Так вот, молодежь к нему больше не приходила. Та, что подрастала теперь, его не знала. Прежнюю компанию времен скаутства война разметала по всем фронтам. Полевая почта доставляла письма, потом лишь открытки, а однажды Грефф окольными путями получил известие, что его любимец Хорст Донат, некогда скаут, позднее фенляйнфюрер юнгфолька, пал уже как лейтенант — у реки Донец.
С того дня Грефф и начал стареть, не обращал больше внимания на свою внешность, с головой ушел в свои самоделки, так что в его зеленной лавке было теперь больше машин со звоночком и устройств с воем, чем картошки и капусты. Да и то сказать, проблемы снабжения тоже сыграли свою роль, потому что товар в лавку доставлялся редко и нерегулярно, а Грефф не умел подобно Мацерату, пустив в ход старые связи, прослыть на оптовом рынке хорошим клиентом.
Словом, лавка выглядела очень уныло, и можно было только радоваться, что бесполезные звуковые самоделки Греффа хоть как-то, пусть даже нелепо, но зато декоративно, украшают и заполняют ее. Лично мне нравились труды его все больше заверявшегося рассудка. Когда сегодня я разглядываю макраме, вышедшее из рук моего санитара Бруно, мне невольно вспоминается Греффова выставка. И точно так же как Бруно радуется моему насмешливому, но в то же время серьезному интересу к его искусным забавкам, так и Грефф радовался на свой рассеянный лад, когда видел, что мне доставляет удовольствие та либо иная музыкальная самоделка. Он, годами не обращавший на меня ровным счетом никакого внимания, теперь бывал разочарован, когда спустя с полчаса я покидал превращенную в мастерскую лавку, чтобы нанести визит его жене Лине.

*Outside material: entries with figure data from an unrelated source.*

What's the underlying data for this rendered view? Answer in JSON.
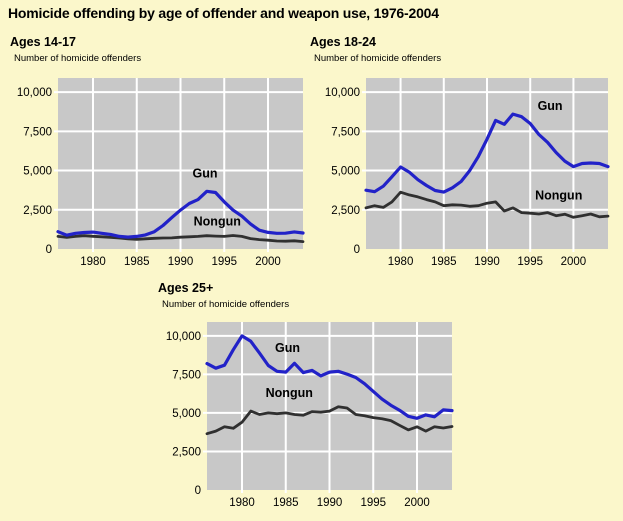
{
  "page": {
    "title": "Homicide offending by age of offender and weapon use, 1976-2004",
    "background": "#FBF7CB"
  },
  "colors": {
    "gun": "#2222C8",
    "nongun": "#303030",
    "panel": "#C8C8C8",
    "grid": "#FFFFFF",
    "text": "#000000"
  },
  "chart_data": [
    {
      "type": "line",
      "title": "Ages 14-17",
      "ylabel": "Number of homicide offenders",
      "xlim": [
        1976,
        2004
      ],
      "ylim": [
        0,
        10900
      ],
      "grid": true,
      "legend": "inline-labels",
      "x": [
        1976,
        1977,
        1978,
        1979,
        1980,
        1981,
        1982,
        1983,
        1984,
        1985,
        1986,
        1987,
        1988,
        1989,
        1990,
        1991,
        1992,
        1993,
        1994,
        1995,
        1996,
        1997,
        1998,
        1999,
        2000,
        2001,
        2002,
        2003,
        2004
      ],
      "xticks": {
        "values": [
          1980,
          1985,
          1990,
          1995,
          2000
        ],
        "labels": [
          "1980",
          "1985",
          "1990",
          "1995",
          "2000"
        ]
      },
      "yticks": {
        "values": [
          0,
          2500,
          5000,
          7500,
          10000
        ],
        "labels": [
          "0",
          "2,500",
          "5,000",
          "7,500",
          "10,000"
        ]
      },
      "series": [
        {
          "name": "Nongun",
          "color_key": "nongun",
          "values": [
            800,
            740,
            800,
            850,
            810,
            780,
            740,
            700,
            650,
            610,
            650,
            680,
            700,
            710,
            750,
            780,
            800,
            850,
            820,
            800,
            860,
            800,
            660,
            600,
            560,
            510,
            500,
            520,
            470
          ],
          "label": {
            "x": 1994.2,
            "y": 1500
          }
        },
        {
          "name": "Gun",
          "color_key": "gun",
          "values": [
            1100,
            880,
            1000,
            1050,
            1080,
            1000,
            930,
            800,
            760,
            800,
            900,
            1100,
            1500,
            2000,
            2480,
            2900,
            3150,
            3680,
            3600,
            3000,
            2480,
            2100,
            1600,
            1200,
            1060,
            1000,
            1010,
            1090,
            1020
          ],
          "label": {
            "x": 1992.8,
            "y": 4550
          }
        }
      ]
    },
    {
      "type": "line",
      "title": "Ages 18-24",
      "ylabel": "Number of homicide offenders",
      "xlim": [
        1976,
        2004
      ],
      "ylim": [
        0,
        10900
      ],
      "grid": true,
      "legend": "inline-labels",
      "x": [
        1976,
        1977,
        1978,
        1979,
        1980,
        1981,
        1982,
        1983,
        1984,
        1985,
        1986,
        1987,
        1988,
        1989,
        1990,
        1991,
        1992,
        1993,
        1994,
        1995,
        1996,
        1997,
        1998,
        1999,
        2000,
        2001,
        2002,
        2003,
        2004
      ],
      "xticks": {
        "values": [
          1980,
          1985,
          1990,
          1995,
          2000
        ],
        "labels": [
          "1980",
          "1985",
          "1990",
          "1995",
          "2000"
        ]
      },
      "yticks": {
        "values": [
          0,
          2500,
          5000,
          7500,
          10000
        ],
        "labels": [
          "0",
          "2,500",
          "5,000",
          "7,500",
          "10,000"
        ]
      },
      "series": [
        {
          "name": "Nongun",
          "color_key": "nongun",
          "values": [
            2620,
            2760,
            2650,
            3000,
            3620,
            3450,
            3320,
            3150,
            3000,
            2760,
            2820,
            2800,
            2720,
            2760,
            2920,
            3000,
            2420,
            2620,
            2320,
            2280,
            2230,
            2320,
            2120,
            2220,
            2020,
            2120,
            2230,
            2050,
            2100
          ],
          "label": {
            "x": 1998.3,
            "y": 3150
          }
        },
        {
          "name": "Gun",
          "color_key": "gun",
          "values": [
            3750,
            3650,
            4000,
            4600,
            5230,
            4900,
            4420,
            4050,
            3730,
            3630,
            3900,
            4300,
            5000,
            5900,
            7000,
            8200,
            7950,
            8600,
            8430,
            8000,
            7300,
            6800,
            6150,
            5600,
            5250,
            5450,
            5480,
            5450,
            5250
          ],
          "label": {
            "x": 1997.3,
            "y": 8850
          }
        }
      ]
    },
    {
      "type": "line",
      "title": "Ages 25+",
      "ylabel": "Number of homicide offenders",
      "xlim": [
        1976,
        2004
      ],
      "ylim": [
        0,
        10900
      ],
      "grid": true,
      "legend": "inline-labels",
      "x": [
        1976,
        1977,
        1978,
        1979,
        1980,
        1981,
        1982,
        1983,
        1984,
        1985,
        1986,
        1987,
        1988,
        1989,
        1990,
        1991,
        1992,
        1993,
        1994,
        1995,
        1996,
        1997,
        1998,
        1999,
        2000,
        2001,
        2002,
        2003,
        2004
      ],
      "xticks": {
        "values": [
          1980,
          1985,
          1990,
          1995,
          2000
        ],
        "labels": [
          "1980",
          "1985",
          "1990",
          "1995",
          "2000"
        ]
      },
      "yticks": {
        "values": [
          0,
          2500,
          5000,
          7500,
          10000
        ],
        "labels": [
          "0",
          "2,500",
          "5,000",
          "7,500",
          "10,000"
        ]
      },
      "series": [
        {
          "name": "Nongun",
          "color_key": "nongun",
          "values": [
            3650,
            3820,
            4100,
            4000,
            4400,
            5120,
            4900,
            5000,
            4950,
            5000,
            4900,
            4850,
            5080,
            5050,
            5120,
            5400,
            5320,
            4900,
            4820,
            4700,
            4620,
            4500,
            4200,
            3900,
            4100,
            3820,
            4100,
            4020,
            4120
          ],
          "label": {
            "x": 1985.4,
            "y": 6050
          }
        },
        {
          "name": "Gun",
          "color_key": "gun",
          "values": [
            8200,
            7900,
            8100,
            9100,
            10000,
            9650,
            8880,
            8080,
            7700,
            7650,
            8220,
            7620,
            7760,
            7400,
            7650,
            7700,
            7520,
            7300,
            6900,
            6400,
            5900,
            5500,
            5180,
            4780,
            4650,
            4870,
            4750,
            5200,
            5150
          ],
          "label": {
            "x": 1985.2,
            "y": 8950
          }
        }
      ]
    }
  ]
}
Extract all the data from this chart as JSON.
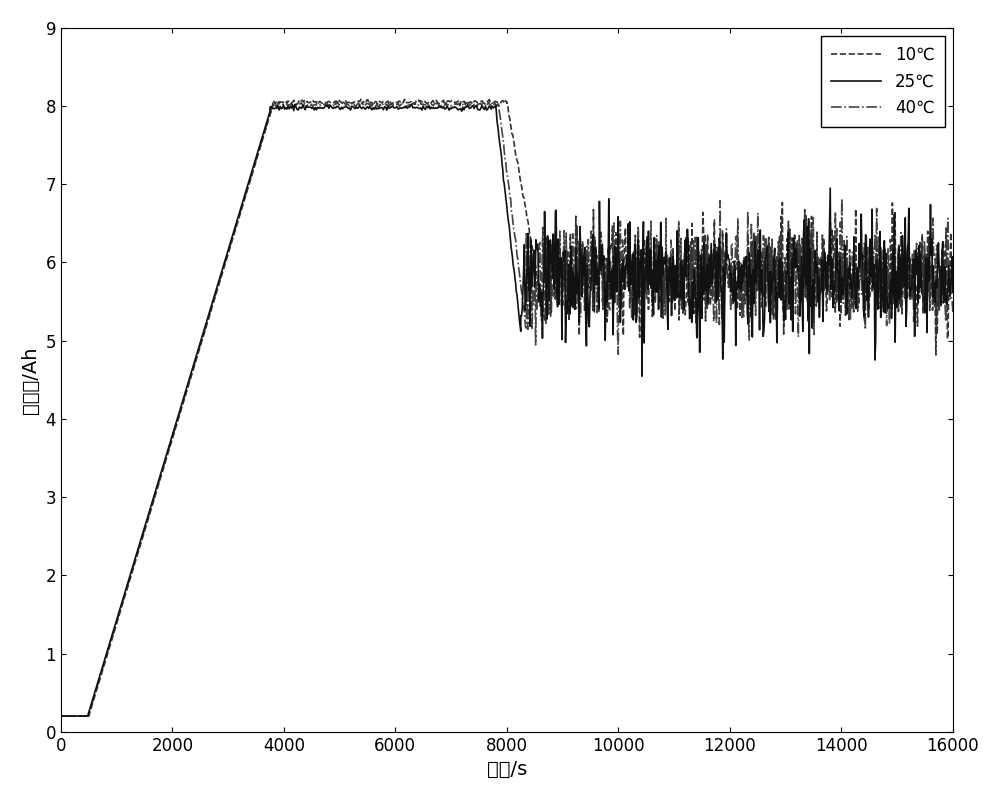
{
  "title": "",
  "xlabel": "时间/s",
  "ylabel": "电容量/Ah",
  "xlim": [
    0,
    16000
  ],
  "ylim": [
    0,
    9
  ],
  "xticks": [
    0,
    2000,
    4000,
    6000,
    8000,
    10000,
    12000,
    14000,
    16000
  ],
  "yticks": [
    0,
    1,
    2,
    3,
    4,
    5,
    6,
    7,
    8,
    9
  ],
  "legend_labels": [
    "10℃",
    "25℃",
    "40℃"
  ],
  "background_color": "#ffffff",
  "figsize": [
    10,
    8
  ],
  "dpi": 100
}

Ну а о тех визитах, которые длились по большей части от двух до двух с половиной часов, особо и рассказать нечего. Когда Оскар входил, она подзывала его с постели:
— Ах, Оскархен, это ты. Подь сюда поближе, если хочешь, залезай, в комнате холодина, а Грефф натопил еле-еле.

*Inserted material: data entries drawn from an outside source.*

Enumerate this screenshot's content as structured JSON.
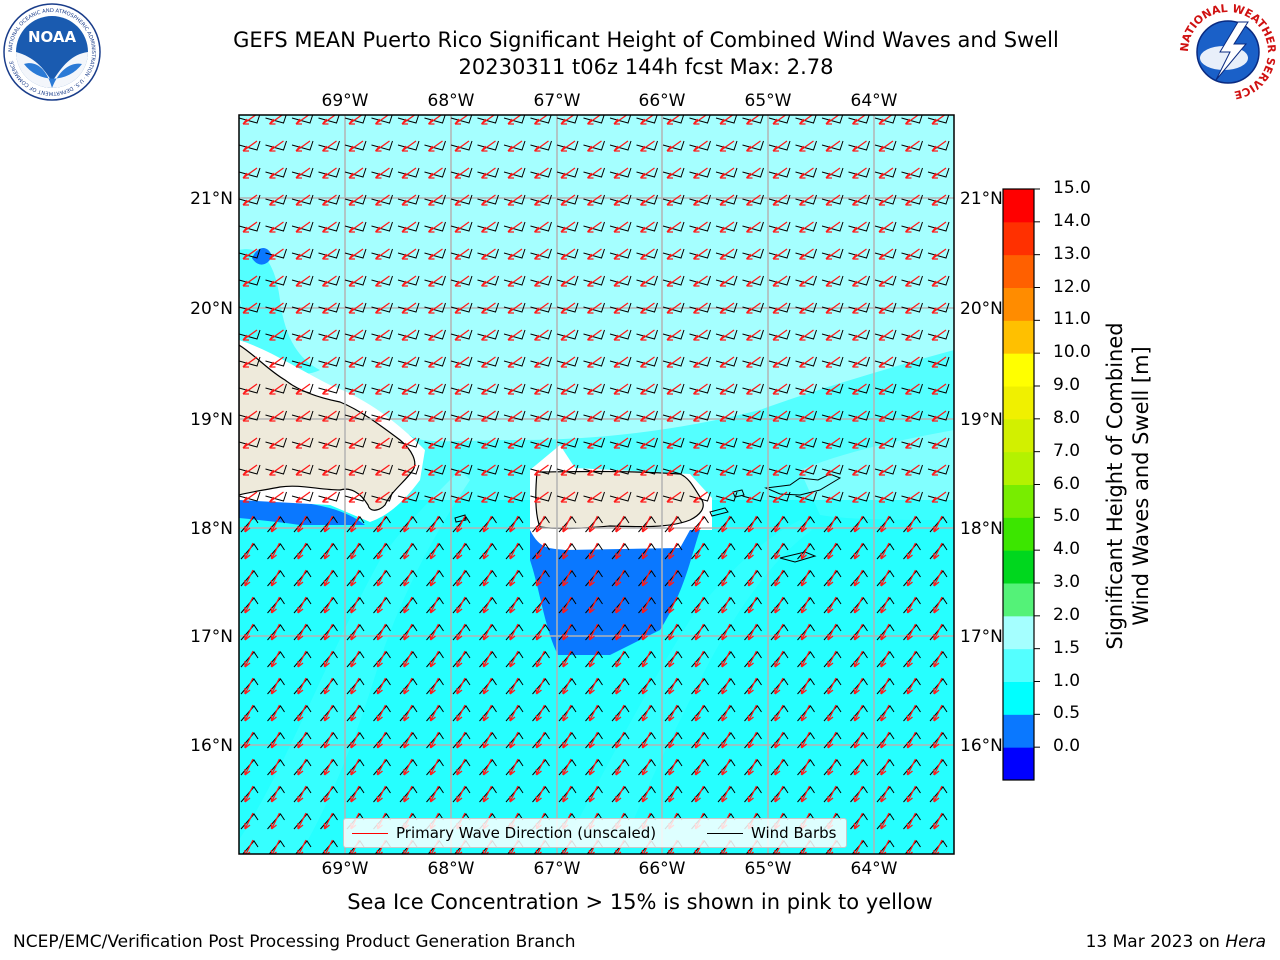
{
  "header": {
    "title_line1": "GEFS MEAN Puerto Rico Significant Height of Combined Wind Waves and Swell",
    "title_line2": "20230311 t06z 144h fcst   Max: 2.78"
  },
  "logos": {
    "noaa": {
      "icon": "noaa-logo",
      "text": "NOAA",
      "ring_text": "NATIONAL OCEANIC AND ATMOSPHERIC ADMINISTRATION · U.S. DEPARTMENT OF COMMERCE"
    },
    "nws": {
      "icon": "nws-logo",
      "ring_text": "NATIONAL WEATHER SERVICE"
    }
  },
  "map": {
    "lon_labels": [
      "69°W",
      "68°W",
      "67°W",
      "66°W",
      "65°W",
      "64°W"
    ],
    "lat_labels": [
      "21°N",
      "20°N",
      "19°N",
      "18°N",
      "17°N",
      "16°N"
    ],
    "legend": {
      "wave_direction_label": "Primary Wave Direction (unscaled)",
      "wind_barbs_label": "Wind Barbs",
      "wave_direction_color": "#ff0000",
      "wind_barbs_color": "#000000"
    },
    "land_color": "#eeeadb",
    "grid_color": "#b3b3b3"
  },
  "colorbar": {
    "title_line1": "Significant Height of Combined",
    "title_line2": "Wind Waves and Swell [m]",
    "tick_labels": [
      "15.0",
      "14.0",
      "13.0",
      "12.0",
      "11.0",
      "10.0",
      "9.0",
      "8.0",
      "7.0",
      "6.0",
      "5.0",
      "4.0",
      "3.0",
      "2.0",
      "1.5",
      "1.0",
      "0.5",
      "0.0"
    ],
    "bin_colors": [
      "#0000ff",
      "#0a78ff",
      "#00ffff",
      "#54ffff",
      "#a5ffff",
      "#54f278",
      "#00d71e",
      "#3ce600",
      "#78ed00",
      "#b4f200",
      "#d2f000",
      "#f0f000",
      "#ffff00",
      "#ffc000",
      "#ff8c00",
      "#ff6000",
      "#ff3000",
      "#ff0000"
    ]
  },
  "footer": {
    "note": "Sea Ice Concentration > 15% is shown in pink to yellow",
    "credit": "NCEP/EMC/Verification Post Processing Product Generation Branch",
    "date_prefix": "13 Mar 2023 on ",
    "machine": "Hera"
  }
}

И я нырял к ней под перину, барабан и те две палочки, которыми только что пользовался, я оставлял перед кроватью, а в кровать, чтобы вместе со мной нанести визит Лине, брал только третью, уже истертую и слегка жилистую палочку.

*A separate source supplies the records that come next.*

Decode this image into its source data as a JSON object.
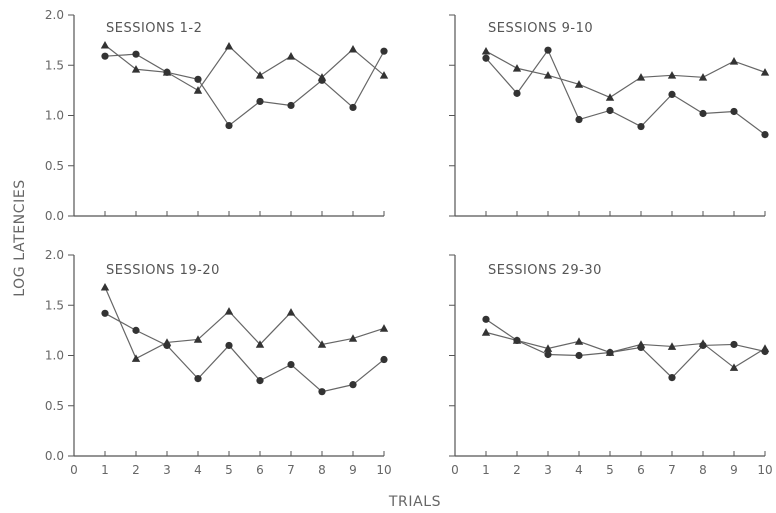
{
  "figure": {
    "ylabel": "LOG LATENCIES",
    "xlabel": "TRIALS"
  },
  "chart_data": [
    {
      "type": "line",
      "title": "SESSIONS 1-2",
      "xlim": [
        0,
        10
      ],
      "ylim": [
        0.0,
        2.0
      ],
      "x": [
        1,
        2,
        3,
        4,
        5,
        6,
        7,
        8,
        9,
        10
      ],
      "series": [
        {
          "marker": "triangle",
          "values": [
            1.7,
            1.46,
            1.43,
            1.25,
            1.69,
            1.4,
            1.59,
            1.38,
            1.66,
            1.4
          ]
        },
        {
          "marker": "circle",
          "values": [
            1.59,
            1.61,
            1.43,
            1.36,
            0.9,
            1.14,
            1.1,
            1.35,
            1.08,
            1.64
          ]
        }
      ]
    },
    {
      "type": "line",
      "title": "SESSIONS 9-10",
      "xlim": [
        0,
        10
      ],
      "ylim": [
        0.0,
        2.0
      ],
      "x": [
        1,
        2,
        3,
        4,
        5,
        6,
        7,
        8,
        9,
        10
      ],
      "series": [
        {
          "marker": "triangle",
          "values": [
            1.64,
            1.47,
            1.4,
            1.31,
            1.18,
            1.38,
            1.4,
            1.38,
            1.54,
            1.43
          ]
        },
        {
          "marker": "circle",
          "values": [
            1.57,
            1.22,
            1.65,
            0.96,
            1.05,
            0.89,
            1.21,
            1.02,
            1.04,
            0.81
          ]
        }
      ]
    },
    {
      "type": "line",
      "title": "SESSIONS 19-20",
      "xlim": [
        0,
        10
      ],
      "ylim": [
        0.0,
        2.0
      ],
      "x": [
        1,
        2,
        3,
        4,
        5,
        6,
        7,
        8,
        9,
        10
      ],
      "series": [
        {
          "marker": "triangle",
          "values": [
            1.68,
            0.97,
            1.13,
            1.16,
            1.44,
            1.11,
            1.43,
            1.11,
            1.17,
            1.27
          ]
        },
        {
          "marker": "circle",
          "values": [
            1.42,
            1.25,
            1.1,
            0.77,
            1.1,
            0.75,
            0.91,
            0.64,
            0.71,
            0.96
          ]
        }
      ]
    },
    {
      "type": "line",
      "title": "SESSIONS 29-30",
      "xlim": [
        0,
        10
      ],
      "ylim": [
        0.0,
        2.0
      ],
      "x": [
        1,
        2,
        3,
        4,
        5,
        6,
        7,
        8,
        9,
        10
      ],
      "series": [
        {
          "marker": "triangle",
          "values": [
            1.23,
            1.15,
            1.07,
            1.14,
            1.03,
            1.11,
            1.09,
            1.12,
            0.88,
            1.07
          ]
        },
        {
          "marker": "circle",
          "values": [
            1.36,
            1.15,
            1.01,
            1.0,
            1.03,
            1.08,
            0.78,
            1.1,
            1.11,
            1.04
          ]
        }
      ]
    }
  ]
}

Причем я даже и не раздевался, прежде чем залезть в постель, нет, я залегал в постель в шерсти, бархате и кожаных башмаках и через изрядное время, несмотря на проделанную мной утомительную и бросающую в жар работу, вылезал из свалявшихся перьев в том же почти не смятом одеянии.
После того как, покинув Линину постель, я несколько раз, хотя и недолго, досаждал Греффу запахом его жены, у нас установился обычай, которого я придерживался с величайшей охотой. Еще покуда я лежал в постели у Греффихи и завершал свои упражнения, зеленщик входил в спальню с полным тазом теплой воды, таз ставил на табуретку, рядом клал полотенце и мыло, а затем безмолвно покидал комнату, не удостоив кровать ни единым взглядом.